So my ex is pregnant. And I ain't the baby daddy! At times, I feel like I should be. At times, I feel like I shouldn't be. At times I wish I was. At times I'm glad I'm not.
I am with Writer Lady. I am thinking about Pilates Lady. A certain Texas hottie still makes my heart pang, pang, pang.
New job begins 2/06. Have to tell C-Bone's Mom tomorrow that I am putting in a two week notice.
The NY Giants just scored a touchdown against the San Francisco 49ers. I am watching football and reading about cognitive development theory as put forth by Jean Piaget.

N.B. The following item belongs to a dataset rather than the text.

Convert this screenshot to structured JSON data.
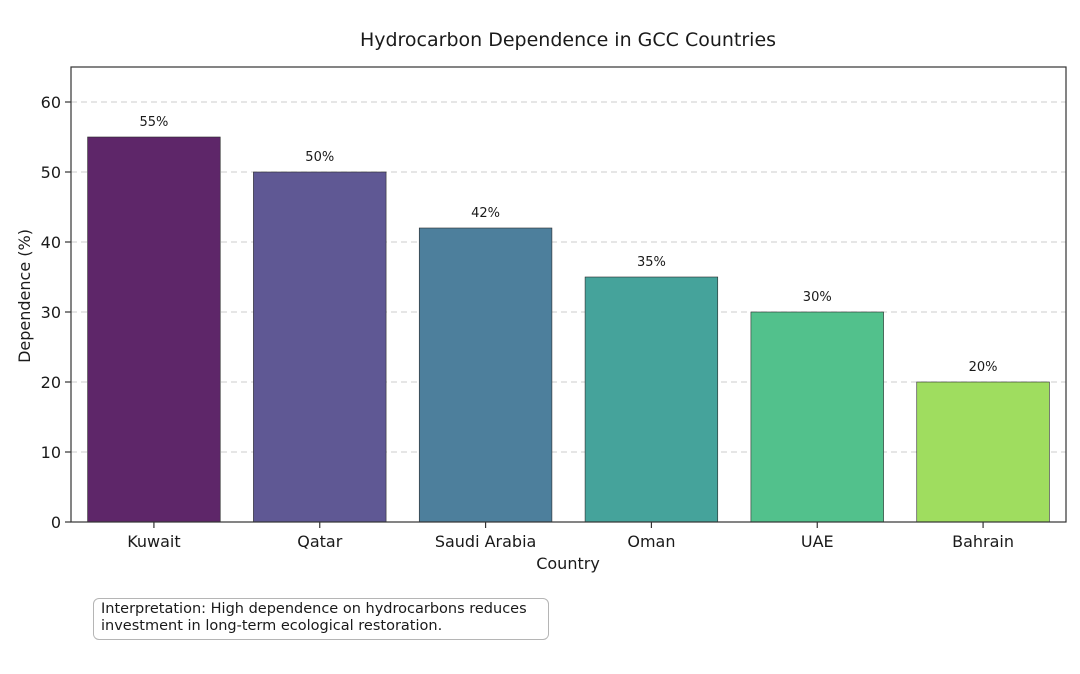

Tomorrow is my last class of my 1st Masters class. The new class begins the 30th of this month, and I think I have to have a paper written for that class. Crazy. School. New job. pregnant exes.
Life sure ain't dull.
Writer Lady wonders why we haven't hung out since last Wednesday. I needed a solo weekend to sort out my head. Sobriety. New Job. leaving Old Job. Pregnant ex.

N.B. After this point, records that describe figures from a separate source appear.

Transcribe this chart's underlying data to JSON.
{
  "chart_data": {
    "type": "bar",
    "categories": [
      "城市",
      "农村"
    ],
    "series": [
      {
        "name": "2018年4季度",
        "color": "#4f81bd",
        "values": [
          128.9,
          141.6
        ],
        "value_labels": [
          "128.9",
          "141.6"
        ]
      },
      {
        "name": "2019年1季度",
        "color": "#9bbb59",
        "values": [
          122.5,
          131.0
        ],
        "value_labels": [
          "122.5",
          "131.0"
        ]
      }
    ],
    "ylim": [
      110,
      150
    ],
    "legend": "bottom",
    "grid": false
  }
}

K let me know she was pregnant after we had picked up diapers and baby bottles at a 99 cents store for a baby shower K was attending later in the day on Saturday. Coincidentally, when in the store, I rubbed her belly and said the folks in the store are gonna think we are an item, and that we are buying new stuff for the new baby that is on the way. Weird. Twenty minutes later she told me she was prego.

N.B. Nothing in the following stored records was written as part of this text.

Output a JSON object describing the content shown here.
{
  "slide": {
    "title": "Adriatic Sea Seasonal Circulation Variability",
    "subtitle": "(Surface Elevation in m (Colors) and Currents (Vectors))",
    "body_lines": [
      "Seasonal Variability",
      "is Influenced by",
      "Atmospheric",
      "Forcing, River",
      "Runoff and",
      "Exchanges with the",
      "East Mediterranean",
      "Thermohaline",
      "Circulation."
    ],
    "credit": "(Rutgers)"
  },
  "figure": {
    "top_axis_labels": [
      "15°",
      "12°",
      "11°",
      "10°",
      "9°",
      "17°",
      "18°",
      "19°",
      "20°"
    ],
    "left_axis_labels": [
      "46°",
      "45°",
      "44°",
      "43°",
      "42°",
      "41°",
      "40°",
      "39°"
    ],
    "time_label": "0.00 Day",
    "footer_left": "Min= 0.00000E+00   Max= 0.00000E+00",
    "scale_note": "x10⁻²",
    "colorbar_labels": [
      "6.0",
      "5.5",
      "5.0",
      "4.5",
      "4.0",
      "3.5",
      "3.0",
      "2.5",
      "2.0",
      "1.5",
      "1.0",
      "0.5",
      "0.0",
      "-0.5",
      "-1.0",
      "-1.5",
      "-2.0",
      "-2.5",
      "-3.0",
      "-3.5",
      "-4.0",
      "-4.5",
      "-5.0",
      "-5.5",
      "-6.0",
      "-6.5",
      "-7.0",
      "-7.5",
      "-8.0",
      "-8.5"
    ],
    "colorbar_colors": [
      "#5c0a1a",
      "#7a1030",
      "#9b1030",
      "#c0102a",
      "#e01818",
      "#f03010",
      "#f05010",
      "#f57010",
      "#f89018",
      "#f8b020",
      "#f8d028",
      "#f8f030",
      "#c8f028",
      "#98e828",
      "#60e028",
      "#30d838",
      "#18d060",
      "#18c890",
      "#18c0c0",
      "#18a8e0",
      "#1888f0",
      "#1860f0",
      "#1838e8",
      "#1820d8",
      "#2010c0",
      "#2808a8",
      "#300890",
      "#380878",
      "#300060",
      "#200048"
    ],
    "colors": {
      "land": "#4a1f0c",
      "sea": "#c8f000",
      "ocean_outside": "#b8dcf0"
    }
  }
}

Went to the movies with Pilates Lady last night. She wants to be exclusive. I am having thoughts about it. Walking the streets of Los Feliz yesterday I was coming across an infant at every corner, looking at them deeply and smiling---smiling like I wanted one too. Is my man clock ticking? I have a daughter, but she's 24, and I was not in a relationship with her mother. Am I desiring a married life? A kid? And all that comes with that?
I don't know.
I'll have to think about this stuff when I get a minute. Sure is a lot on my mind out here in the wild, wild west---the location of my life right now.